Amid the general depression it was difficult to feel “festive,” and, while the servants and the soldiers had a party on New Year’s Eve, at which they entertained nearly all the village till dawn, the Herrschaft were very dull, forgetting all about New Year till the morning, when at breakfast a letter arrived from the priest wishing all in the Schloss a good and blessed New Year. After the Mass we went to the priest’s house to give him our good wishes ; the Princess, when he had regaled us with the most delicious home-made wine I have ever drank, failing to persuade him to come to lunch, reminded him that he and the schoolmaster were expected to tea before the treat.
The priest looked uneasy and replied, ” Oh yes! just so exactly.”

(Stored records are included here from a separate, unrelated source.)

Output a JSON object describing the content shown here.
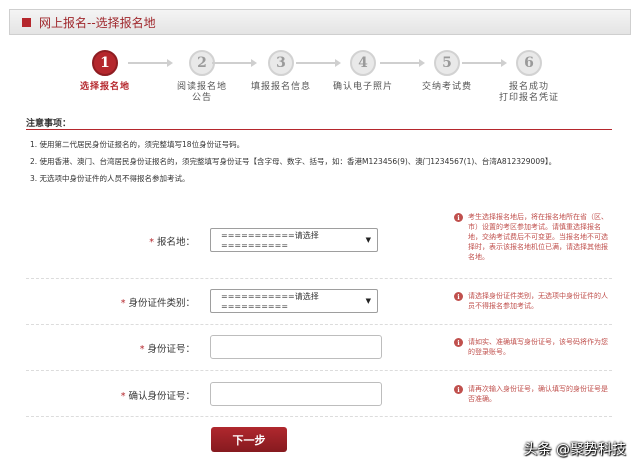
{
  "header": {
    "title": "网上报名--选择报名地"
  },
  "steps": [
    {
      "num": "1",
      "label": "选择报名地",
      "label2": ""
    },
    {
      "num": "2",
      "label": "阅读报名地",
      "label2": "公告"
    },
    {
      "num": "3",
      "label": "填报报名信息",
      "label2": ""
    },
    {
      "num": "4",
      "label": "确认电子照片",
      "label2": ""
    },
    {
      "num": "5",
      "label": "交纳考试费",
      "label2": ""
    },
    {
      "num": "6",
      "label": "报名成功",
      "label2": "打印报名凭证"
    }
  ],
  "notice": {
    "title": "注意事项：",
    "items": [
      "1. 使用第二代居民身份证报名的，须完整填写18位身份证号码。",
      "2. 使用香港、澳门、台湾居民身份证报名的，须完整填写身份证号【含字母、数字、括号，如：香港M123456(9)、澳门1234567(1)、台湾A812329009】。",
      "3. 无选项中身份证件的人员不得报名参加考试。"
    ]
  },
  "form": {
    "required_mark": "*",
    "location": {
      "label": "报名地：",
      "value": "===========请选择==========",
      "tip": "考生选择报名地后，将在报名地所在省（区、市）设置的考区参加考试。请慎重选择报名地，交纳考试费后不可变更。当报名地不可选择时，表示该报名地机位已满，请选择其他报名地。"
    },
    "id_type": {
      "label": "身份证件类别：",
      "value": "===========请选择==========",
      "tip": "请选择身份证件类别，无选项中身份证件的人员不得报名参加考试。"
    },
    "id_number": {
      "label": "身份证号：",
      "tip": "请如实、准确填写身份证号，该号码将作为您的登录账号。"
    },
    "id_confirm": {
      "label": "确认身份证号：",
      "tip": "请再次输入身份证号，确认填写的身份证号是否准确。"
    },
    "caret": "▼",
    "info_glyph": "i"
  },
  "actions": {
    "next_label": "下一步"
  },
  "watermark": "头条 @聚势科技",
  "colors": {
    "accent": "#b5272d",
    "tip": "#c0504d"
  }
}
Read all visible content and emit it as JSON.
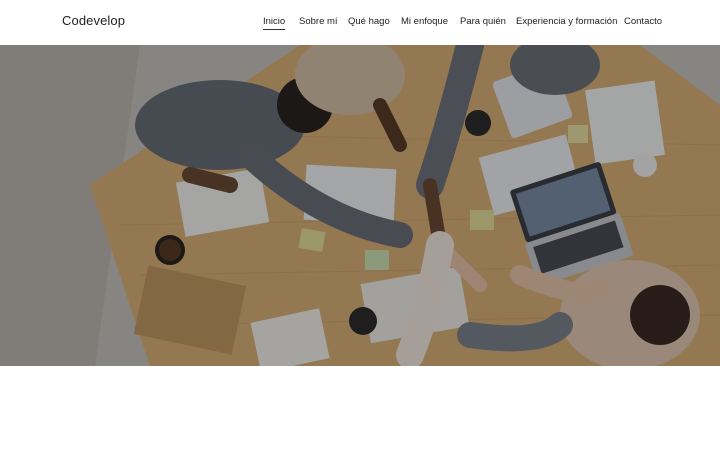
{
  "brand": {
    "name": "Codevelop"
  },
  "nav": {
    "items": [
      {
        "label": "Inicio",
        "active": true
      },
      {
        "label": "Sobre mí"
      },
      {
        "label": "Qué hago"
      },
      {
        "label": "Mi enfoque"
      },
      {
        "label": "Para quién"
      },
      {
        "label": "Experiencia y formación"
      },
      {
        "label": "Contacto"
      }
    ]
  },
  "hero": {
    "image": "team-meeting-high-five-photo",
    "overlay_color": "#000000",
    "colors": {
      "table": "#d7b07a",
      "floor": "#c9c5bf"
    }
  }
}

The priest again fidgeted but said nothing.
The Christmas tree was lit in the largest drawing-room, and the presents arranged on tables at the top of the room. As early as half-past four the whole village had assembled in the courtyard, and, the night being cold and snowy, the Princess gave orders to admit all at once. The soldiers kept guard, explaining, when we entered the room at half-past five, that they had had hard work in keeping the younger members of the company from choosing and walking off with their presents before the Herrschaft appeared. Everybody was there old men, old women, mothers, aunts, cousins, babies in arms all who were even remotely connected with a school child. Mr. Remeceks was absent ; it was beneath his dignity as headman of the village to attend a school treat, but he was sufficiently represented by his multitudinous relatives. The women wore every petticoat and skirt in their possession all stiffly starched and pleated for the occasion; for the Hungarian peasant does not consider herself suitably attired for any function if she has fewer than eight or nine skirts on, and the more she resembles a balloon the more she is in full dress.
There were presents for everybody for the grand-mothers and the babies, too. The boys all wanted trumpets, of which, happily, the supply was limited. But even so there was blowing and blasting in the village of K that must have caused envy to the Archangel Michael.
When all were fed till they couldn’t possibly carry away any more, either externally or internally, the psychological moment arrived when the Princess asked the children to sing the songs they had prepared for her. The guests all looked blank, and during the long pause that ensued, Stefka Jan’s baby let his present a mug decorated with a picture of the two Kaisers and the Austrian and German flags fall
to the floor, where it smashed into as many pieces as even I could wish.
“An omen,” I remarked audibly to the priest, who was next me.
The priest, obviously not displeased with the idea, smiled very broadly.
“Just so exactly that may be, Fraulein.”
By dint of interrogation the Princess discovered that the schoolmaster had not practised any songs with the children, who were all disappointed, and would gladly have sung all night at the Schloss.
“Is there nothing at all that they know, then? Can’t somebody start something well known?” said the Princess almost in tears.
I offered to start “God save the King”; but after a withering glance at me, the Princess led off the Hungarian national hymn in a key so high that disaster soon resulted. Nothing daunted she stopped, saying, “That’s not the key, children. Let’s start again,” and led off her chorus a second time, while the rest of the Herrschaft, helpless with laughter, basely took refuge in the background. None of the children knew the hymn to the end, and dropped out one by one till only a few grandmothers and the Princess were in at the finish.
“And now,” she said, ” that was very nice, and we did without the schoolmaster after all.”